As for cartidge, I've never seen an elk around here. Cover tends to be variable. You can hunt deep woods, or you can stake out a large farm field. Because of that variation, I'd stick with a .308. It's a good, common ammunition wit a lot of special factory loads to cover any situation. I would specifically avoid and of the short magnums (.270WSM). They're expensive and you'll never use their capabilities (slightly longer range, slightly higher muzzle velocity, slightly flatter trajectory). The farthest shot I've ever heard of anyone making on a deer was 250 yards; well within the limits of a .308. As for recoil, well, I'm 20 and I weigh a smidge under 150, and I've never had any problem shooting my .308 Savage, or my 12-ga.

A few final recommendations: save some money for decent optics. I wouldn't say you have to step up to a Leupold or a Nikon right away, but don't go rock-bottom. Try out a few and see what you like. And don't buy your optics from the gun store, they'll skin you. I like cheaperthandirt.com, sportsmansguide.com, and Natchez Shooting Supplies. And shop around for the rifle...prices will vary quite a bit, and you can save a considerable amount of money if you're willing to make a 45-minute drive.


----------



## thorpebe (Oct 3, 2003)

I just bought a Tikka 270 WSM and really seem to like it so far will be sighting it in this weekend. I think you would really be happy with one. As for the browning they are nice guns but if money is now object I would go with the sako. I also have a savage that I have shot since I was 12 and I have nothing bad to say about it. I dont think you would go wrong buying any of these rifles just invest in a good scope.


----------



## John M (Oct 24, 2005)

Id look into getting one of these

http://ruger.com/Firearms/FAProdView?mo ... 1&return=Y

A little pricy but a lifetime big game gun that can kill anything from coyotes to bears in alaska and kicks very little because its short action.

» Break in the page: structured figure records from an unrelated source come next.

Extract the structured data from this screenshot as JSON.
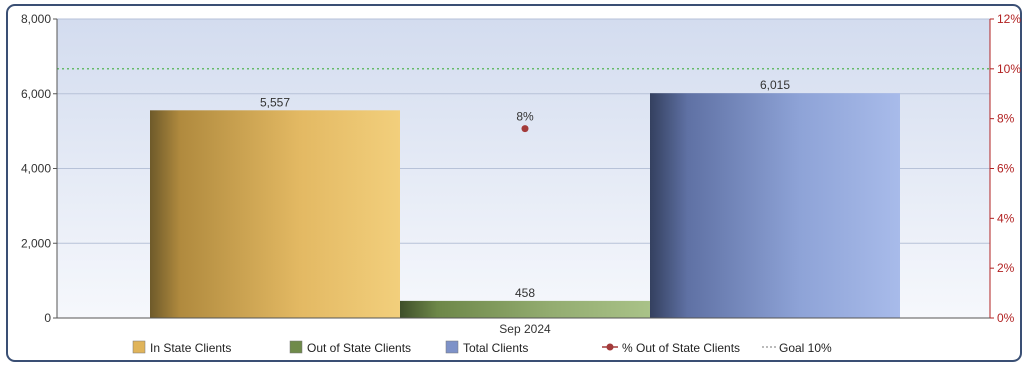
{
  "chart_data": {
    "type": "bar",
    "categories": [
      "Sep 2024"
    ],
    "series": [
      {
        "name": "In State Clients",
        "values": [
          5557
        ],
        "labels": [
          "5,557"
        ],
        "color": "#e0b45a"
      },
      {
        "name": "Out of State Clients",
        "values": [
          458
        ],
        "labels": [
          "458"
        ],
        "color": "#6f8a4a"
      },
      {
        "name": "Total Clients",
        "values": [
          6015
        ],
        "labels": [
          "6,015"
        ],
        "color": "#7e92c8"
      }
    ],
    "line_series": {
      "name": "% Out of State Clients",
      "values": [
        7.6
      ],
      "labels": [
        "8%"
      ],
      "color": "#a33a3a",
      "axis": "right"
    },
    "goal_line": {
      "name": "Goal 10%",
      "value": 10,
      "axis": "right",
      "color": "#3fae3f"
    },
    "y_left": {
      "ylim": [
        0,
        8000
      ],
      "ticks": [
        "0",
        "2,000",
        "4,000",
        "6,000",
        "8,000"
      ],
      "tick_values": [
        0,
        2000,
        4000,
        6000,
        8000
      ]
    },
    "y_right": {
      "ylim": [
        0,
        12
      ],
      "ticks": [
        "0%",
        "2%",
        "4%",
        "6%",
        "8%",
        "10%",
        "12%"
      ],
      "tick_values": [
        0,
        2,
        4,
        6,
        8,
        10,
        12
      ],
      "color": "#b22222"
    },
    "legend": {
      "position": "bottom",
      "items": [
        "In State Clients",
        "Out of State Clients",
        "Total Clients",
        "% Out of State Clients",
        "Goal 10%"
      ]
    },
    "title": "",
    "xlabel": "",
    "ylabel": ""
  }
}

Im not sure if they sell it in a Remington model 700 but you should look into it.


----------



## elderberry99 (Aug 18, 2005)

I have used bolt, pump, and semi-auto rifles for whitetail deer. all do a very fine job. I do have a preference to what rifle I like best as I do ammo.
Everyone has their own feel for what they use and ammo that goes in their weapon.
I think any of today's modern rifles will do a top notch job for you. Some will do a better job then others. Some will ring and whistle a little more then others. and some will even look a little better then others. Bottom line is, they all kill deer with the well placed shot.
I have just placed my order with my dealer for a new Browning BAR Safari in .308 caliber for our Southern Whitetail Deer in NC. I plan on using my usual 150 gr. psp Core-lokt Remington ammo provided it shoots as well in this new rifle as it has in all my other rifles. If not, I will make the adjustment until I find the right combo of ammo. I enjoy the way the semi-auto cycles as well as the milder recoil of the .308 round.
If you want to ever expand your game for Elk, you can always go with the heavier 180 gr. bullet for them.
I personally feel that you can put all of those rifles you mentioned in a hat and just pick one and you will be happy with it. Out of your list, I happen to like the browning A-Bolt Medallion myself.


----------